0
Home  ›  BIANNA  ›  Chapter

Bab 67 – Meminta Restu

Beli Karya

Bab 67 – Meminta Restu-1

Sepanjang hari di sekolah Gio asik dengan teman-temannya. Gio tak tampak menyambut Vincent atau mau bertemu dengannya. Pertama kali dalam hidupnya Gio marah pada Vincent mengingat kemarin ia masih belum meminta maaf pada Mamanya. Gio tidak pergi menemui Vincent, tidak juga mau menanggapinya ketika Vincent mendekatinya.

“Kak Gio kenapa marah sama aku?” tanya Vincent setelah hampir seharian tak di ajak bicara oleh Gio.

“Kamu nakal sama Mamaku!” jawab Gio tegas lalu duduk di bangkunya.

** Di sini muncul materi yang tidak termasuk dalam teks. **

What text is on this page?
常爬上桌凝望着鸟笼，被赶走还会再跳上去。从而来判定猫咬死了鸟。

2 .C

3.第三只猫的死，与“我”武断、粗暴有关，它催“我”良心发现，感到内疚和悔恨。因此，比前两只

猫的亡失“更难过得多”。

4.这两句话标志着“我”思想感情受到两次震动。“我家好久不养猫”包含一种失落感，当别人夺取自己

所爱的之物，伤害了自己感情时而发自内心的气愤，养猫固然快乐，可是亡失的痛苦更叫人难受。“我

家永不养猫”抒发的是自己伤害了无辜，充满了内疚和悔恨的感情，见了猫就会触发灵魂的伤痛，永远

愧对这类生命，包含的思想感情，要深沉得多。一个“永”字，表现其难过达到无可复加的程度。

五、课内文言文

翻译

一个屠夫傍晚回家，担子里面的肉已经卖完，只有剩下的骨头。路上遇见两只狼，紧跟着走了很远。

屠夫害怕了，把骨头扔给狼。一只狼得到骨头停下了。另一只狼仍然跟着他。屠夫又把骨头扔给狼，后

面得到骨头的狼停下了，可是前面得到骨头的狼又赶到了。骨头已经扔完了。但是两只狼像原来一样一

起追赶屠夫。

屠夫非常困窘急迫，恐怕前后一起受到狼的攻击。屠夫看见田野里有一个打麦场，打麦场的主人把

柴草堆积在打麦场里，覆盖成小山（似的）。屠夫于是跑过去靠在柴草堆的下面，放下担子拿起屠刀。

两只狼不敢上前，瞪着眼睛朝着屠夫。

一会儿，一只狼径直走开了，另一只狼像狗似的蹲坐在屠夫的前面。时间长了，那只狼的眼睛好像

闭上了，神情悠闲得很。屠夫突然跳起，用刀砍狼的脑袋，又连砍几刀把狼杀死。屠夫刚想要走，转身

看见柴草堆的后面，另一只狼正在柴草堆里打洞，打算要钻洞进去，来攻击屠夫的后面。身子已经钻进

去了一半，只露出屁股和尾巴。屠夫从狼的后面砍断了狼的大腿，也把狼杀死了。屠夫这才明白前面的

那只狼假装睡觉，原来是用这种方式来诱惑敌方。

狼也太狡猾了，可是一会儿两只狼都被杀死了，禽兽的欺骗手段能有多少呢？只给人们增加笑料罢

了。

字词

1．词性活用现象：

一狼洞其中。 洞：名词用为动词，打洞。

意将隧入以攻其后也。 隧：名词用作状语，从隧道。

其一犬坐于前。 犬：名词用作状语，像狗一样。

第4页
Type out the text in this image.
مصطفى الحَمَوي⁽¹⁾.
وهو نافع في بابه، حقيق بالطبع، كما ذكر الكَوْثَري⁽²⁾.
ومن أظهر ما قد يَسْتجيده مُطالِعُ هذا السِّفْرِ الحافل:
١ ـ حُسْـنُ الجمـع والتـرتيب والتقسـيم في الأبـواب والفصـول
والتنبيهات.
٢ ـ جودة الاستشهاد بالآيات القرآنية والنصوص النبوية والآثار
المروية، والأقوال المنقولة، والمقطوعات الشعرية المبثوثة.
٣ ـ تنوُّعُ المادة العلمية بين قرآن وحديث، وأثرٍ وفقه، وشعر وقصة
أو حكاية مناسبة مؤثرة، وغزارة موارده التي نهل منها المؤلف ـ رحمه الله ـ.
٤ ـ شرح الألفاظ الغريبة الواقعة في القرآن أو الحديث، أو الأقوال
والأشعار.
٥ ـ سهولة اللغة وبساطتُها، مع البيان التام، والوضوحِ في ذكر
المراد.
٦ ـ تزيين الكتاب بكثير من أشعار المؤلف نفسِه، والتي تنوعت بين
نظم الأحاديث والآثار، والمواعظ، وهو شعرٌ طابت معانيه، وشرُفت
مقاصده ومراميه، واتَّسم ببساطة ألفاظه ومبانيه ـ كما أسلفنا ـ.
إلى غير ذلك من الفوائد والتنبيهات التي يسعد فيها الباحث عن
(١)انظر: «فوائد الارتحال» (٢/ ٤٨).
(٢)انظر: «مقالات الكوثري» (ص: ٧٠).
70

Vincent memalingkan wajahnya menahan tangisnya karena ia kehilangan satu-satunya sahabatnya. Vincent benar-benar menyesali perbuatannya kemarin. Hanya karena ia ingin membela Mamanya sekarang ia jadi kehilangan sahabatnya, kemarin ia juga hampir kehilangan papanya. Vincent benar-benar takut jika ia kehilangan semuanya karena mempertahankan mamanya yang terus membencinya dan terus mengusirnya.

Vincent berlari ke kelasnya sambil menangis. Perasaannya kacau dan hancur karena Gio yang tak mau lagi berteman dengannya. Guru yang mengajar kelas Vincent mencoba menenangkannya, Vincent memang bisa diam tapi ia tetep sedih karena Gio tak mau berteman dengannya lagi karena kemarahannya kemarin.

“Aku pengen berteman sama Kakak Gio lagi!” adu Vincent pada pengasuhnya yang datang menjemputnya.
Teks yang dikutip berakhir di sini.